Antonio Ray Harvey | California Black Media
Gov. Gavin Newsom called Los Angeles community organizer Isaac Bryan on Saturday morning to congratulate him for winning the 54th Assembly District special election.
The Los Angeles County Registrar-Recorder/County Clerk’s office reported that, as of Friday, May 21, Bryan was leading with 50.7% of counted ballots (21,388 votes) over his closest opponent, fellow Democrat Heather Hutt.
Hutt was trailing Bryan with 24.9% (10,489 votes).
Hutt served as the former state director for Kamala Harris when the current Vice President of the United States was California’s junior United States Senator.
Bryan’s projected victory – pending final certification by authorities – would push the California Legislative Black Caucus’s (CLBC) membership back up to 10.
The CLBC – the body of African American elected officials serving in the State Legislature – recently lost two members. In December, Gov. Newsom appointed former Assemblymember Shirley Weber, who represented the 79th District in the San Diego area, California’s 33rd Secretary of State. And last year after the general election, former state Sen. Holly J. Mitchell resigned to serve on the Los Angeles County Board of Supervisors.
The race Bryan won was announced after Sen. Sydney Kamlager (D-Los Angeles) won a special election to represent the 30th District in the upper house of the California Legislature, replacing Mitchell.

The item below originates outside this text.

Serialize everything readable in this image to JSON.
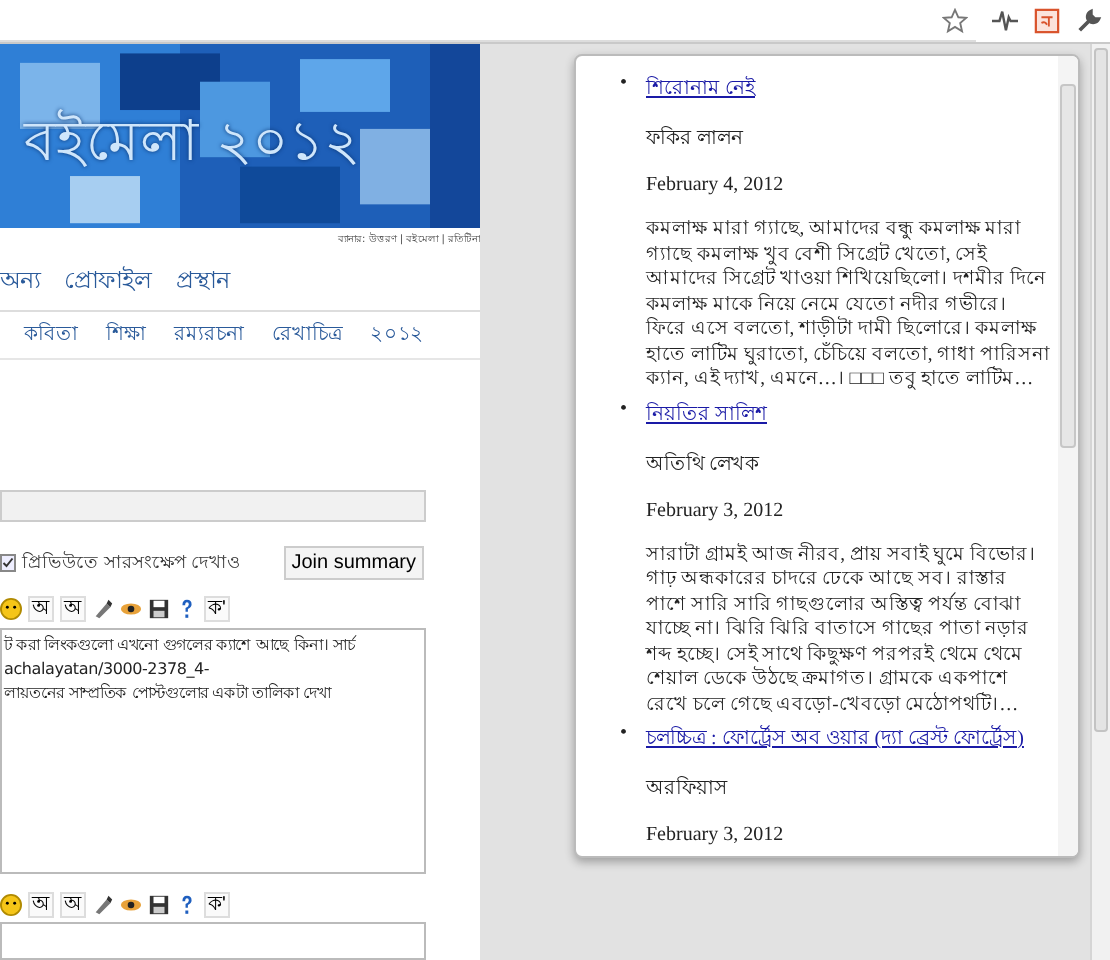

“The Governor called this morning. We really did this,” the 29-year-old Bryan posted on his Twitter account, expressing gratitude to Newsom for reaching out to him.
“My name is Isaac Bryan, but my friends call me Mr. Assemblymember- elect,” Bryan tweeted before that in a separate post on May 21.
Bryan’s commanding lead puts him comfortably above the 50-plus percentage mark required to avoid a runoff with Hutt.
The special election was held May 18. By the end of the night, Bryan had locked in 49.62% of the votes. Hutt’s tally stood at a distant second with 24.61% of the vote. None of the other four candidates in the race — Cheryl Turner, Dallas Fowler, Bernard Senter and Samuel Robert Morales — won more than 10% of the vote.
“Can’t wait to have you up here on the green carpet @CABlackCaucus,” Kamlager tweeted, congratulating Bryan and welcoming him as a state lawmaker and new member of the CLBC. Kamlager is vice chair of the CLBC.
Before Bryan’s win, the CLBC welcomed another member, Dr. Akilah Weber (D-La Jolla), who won her mother Shirley Weber’s former Assembly seat in another special election in April.
Bryan is the founding director of the University of California Los Angeles (UCLA), Black Policy Project (BPP). The BPP is a research initiative housed within the Ralph J. Bunche Center for African American Studies.
The project says its primary focus is producing community-centered research that helps ignite policy change, serving as the bridge between Black scholarship generated at UCLA and the ideas that inform policymaking.
Bryan’s supporters praise him for leading efforts to pass Measure J in Los Angeles County. The ballot initiative now mandates LA County to dedicate no less than 10 % of its general fund to spending on racial equity programs, including investments in youth development, supportive housing, alternatives to incarceration, job training, small business development, and more.
U.S. Congresswoman Karen Bass (D-CA-37), Mitchell, and Kamlager all endorsed Bryan.